Looking at the 990 PF, the Carr Center shows great discipline with the funding raised by its lean organization. Leveraging a budget just under 700 K a year, the Carr Center organizes the artistic leaders of Detroit to help raise a new generation of artists. I’m glad to know more about this team, who had a circle of painters demonstrating on the street at this year’s Dally in the Alley.
I probably could have walked the half mile to the Detroit Artist Market, celebrating the first opening night of a two location show. The artist market opened during the Great Depression to give Detroit artists an effective place to sell art work. The DAM also functions as an agent to sell art work to the corporate world for member artists.
The Concerning Landscape show reveals the market at its best. Thanks to Megan Winkel, the show will open at the Brigette Harris Cancer Pavilion at the Henry Ford Hospital on Friday, January 27. Waiving my HIPAA rights, I will admit that I’m currently under the care of a medical team at the pavilion.
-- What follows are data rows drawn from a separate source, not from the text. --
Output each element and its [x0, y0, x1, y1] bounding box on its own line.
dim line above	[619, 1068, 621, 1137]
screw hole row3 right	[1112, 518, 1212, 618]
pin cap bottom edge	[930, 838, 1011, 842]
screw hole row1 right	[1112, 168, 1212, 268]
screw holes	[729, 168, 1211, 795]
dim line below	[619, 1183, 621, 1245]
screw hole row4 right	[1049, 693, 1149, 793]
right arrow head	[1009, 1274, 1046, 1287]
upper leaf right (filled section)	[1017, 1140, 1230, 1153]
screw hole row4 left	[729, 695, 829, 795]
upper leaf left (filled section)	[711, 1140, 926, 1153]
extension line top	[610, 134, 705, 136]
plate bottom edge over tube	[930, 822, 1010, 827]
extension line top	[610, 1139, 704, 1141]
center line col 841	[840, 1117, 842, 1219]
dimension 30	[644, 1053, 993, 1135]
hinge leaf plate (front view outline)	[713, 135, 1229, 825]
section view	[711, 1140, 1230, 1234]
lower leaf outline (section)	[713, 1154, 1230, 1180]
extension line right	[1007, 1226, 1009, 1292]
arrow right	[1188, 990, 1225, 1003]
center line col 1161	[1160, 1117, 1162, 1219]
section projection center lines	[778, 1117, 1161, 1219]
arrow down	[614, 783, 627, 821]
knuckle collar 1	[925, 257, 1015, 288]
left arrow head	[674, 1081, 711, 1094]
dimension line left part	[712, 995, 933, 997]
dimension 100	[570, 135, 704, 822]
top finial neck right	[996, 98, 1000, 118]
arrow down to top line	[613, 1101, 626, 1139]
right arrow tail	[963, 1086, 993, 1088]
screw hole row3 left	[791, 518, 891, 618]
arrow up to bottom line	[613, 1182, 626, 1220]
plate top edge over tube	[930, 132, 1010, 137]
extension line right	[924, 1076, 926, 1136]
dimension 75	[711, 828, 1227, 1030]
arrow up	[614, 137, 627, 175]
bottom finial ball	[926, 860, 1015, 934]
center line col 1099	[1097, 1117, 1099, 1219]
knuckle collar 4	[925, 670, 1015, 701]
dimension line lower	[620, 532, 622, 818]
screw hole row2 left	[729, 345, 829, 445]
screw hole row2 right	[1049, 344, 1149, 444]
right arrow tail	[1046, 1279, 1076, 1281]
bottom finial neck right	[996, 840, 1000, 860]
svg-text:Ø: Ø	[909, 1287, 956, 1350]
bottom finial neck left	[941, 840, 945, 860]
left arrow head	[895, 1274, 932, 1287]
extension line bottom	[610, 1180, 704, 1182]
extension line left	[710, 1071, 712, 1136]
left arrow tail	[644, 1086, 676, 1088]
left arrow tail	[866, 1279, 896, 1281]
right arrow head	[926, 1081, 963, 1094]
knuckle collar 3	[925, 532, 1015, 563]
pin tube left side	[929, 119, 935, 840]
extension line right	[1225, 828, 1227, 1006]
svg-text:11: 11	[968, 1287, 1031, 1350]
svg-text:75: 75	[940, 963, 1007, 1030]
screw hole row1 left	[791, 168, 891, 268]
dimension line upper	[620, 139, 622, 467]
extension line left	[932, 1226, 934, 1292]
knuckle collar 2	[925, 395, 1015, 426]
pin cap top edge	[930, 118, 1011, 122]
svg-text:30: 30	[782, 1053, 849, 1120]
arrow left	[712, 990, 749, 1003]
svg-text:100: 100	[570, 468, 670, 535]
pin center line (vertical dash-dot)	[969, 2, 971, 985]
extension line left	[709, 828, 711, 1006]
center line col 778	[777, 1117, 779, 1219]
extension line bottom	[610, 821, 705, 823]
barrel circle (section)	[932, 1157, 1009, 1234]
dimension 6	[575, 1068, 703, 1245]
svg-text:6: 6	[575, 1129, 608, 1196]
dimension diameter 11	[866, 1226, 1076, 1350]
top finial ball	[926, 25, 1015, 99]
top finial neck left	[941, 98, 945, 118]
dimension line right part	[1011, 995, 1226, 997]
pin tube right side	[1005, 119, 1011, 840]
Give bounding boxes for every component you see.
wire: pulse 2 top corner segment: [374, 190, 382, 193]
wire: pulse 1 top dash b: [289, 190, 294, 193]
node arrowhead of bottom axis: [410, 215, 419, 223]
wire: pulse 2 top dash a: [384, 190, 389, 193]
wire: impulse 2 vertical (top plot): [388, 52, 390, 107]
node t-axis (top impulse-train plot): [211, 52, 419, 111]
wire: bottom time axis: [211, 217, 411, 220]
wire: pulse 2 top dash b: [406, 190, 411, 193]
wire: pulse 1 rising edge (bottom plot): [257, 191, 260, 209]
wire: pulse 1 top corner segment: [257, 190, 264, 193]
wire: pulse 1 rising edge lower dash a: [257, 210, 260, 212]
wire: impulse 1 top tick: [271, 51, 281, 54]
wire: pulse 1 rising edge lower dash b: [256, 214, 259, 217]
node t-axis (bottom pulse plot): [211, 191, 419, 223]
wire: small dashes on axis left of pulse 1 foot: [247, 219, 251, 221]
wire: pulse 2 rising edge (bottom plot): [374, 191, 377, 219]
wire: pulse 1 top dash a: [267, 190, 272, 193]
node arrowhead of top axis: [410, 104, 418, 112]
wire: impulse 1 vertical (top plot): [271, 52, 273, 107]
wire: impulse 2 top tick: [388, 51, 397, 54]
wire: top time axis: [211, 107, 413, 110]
I walked the second floor, where the DAM show is destined to open. Although my treatment that day had to be described as minor, I explored the art collection, finding solace.
The pavilion, which has just been open two years, worked with the DIA to present well-interpreted reproductions of works of art from the art institute’s collection. I’m hoping that the show from DAM gives those items a rest. I’ve seen the DIA reproductions at the Saint Regis Hotel and around town in Grand Haven. It’s time for the new. Winkel has an employment relationship with the Henry, and I hope the DAM will be a pipeline into the Henry Ford Health System art collection.
Last night, I had a chance to talk with one of the artist juried for the show at the pavilion. Donald Cronkhite paints cloudscapes that appear to my eye to represent accurately the sky in all of its moods. A true entrepreneur offering graphic arts and exhibition services, Cronkhite counts on DAM for a portion of his income.
Cronkhite in person appears wonderfully self-confident almost to the point of being arrogant. Yet, he has the skills to prove his boasts. And that’s how I like my artists, fully empowered. Artist members like Cronkhite can publish their art on the market’s online database. Over forty pages of Detroit painters show up in a query for painters, ten painters to a page.
I walked the Cass Corridor four tenths of a mile to catch the show at Gallerie Camille, a small gallery tucked in behind La Feria, a tapas bar, and Cata Vino, a wine bar. In the main gallery, we found a daring, challenging show, the first by photographer and image maker Darryl DeAngelo Terrell, curated by Dalia Reyes. Terrell celebrates the beauty of the African body, unbound by the strictures of gender. Darryl Terrell was declared a Kresge Art Fellow in 2019.
In an adjacent room, we found an art library with over one thousand volumes, displayed as carefully as paintings on the wall. In this room began an exhibition for Ryan Standfest entitled When Day is Done. According to his artists biography, Standfest’s work has been driven by a preoccupation with optimism and its aftermath. This statement has helped me understand his juxtaposition of old-fashioned post cards of Detroit factories from the halcyon days of the forties and his representations of men ready to be assembled according to instructions.
After walking my twelve thousandth step for the day, I called an Uber and made my way home.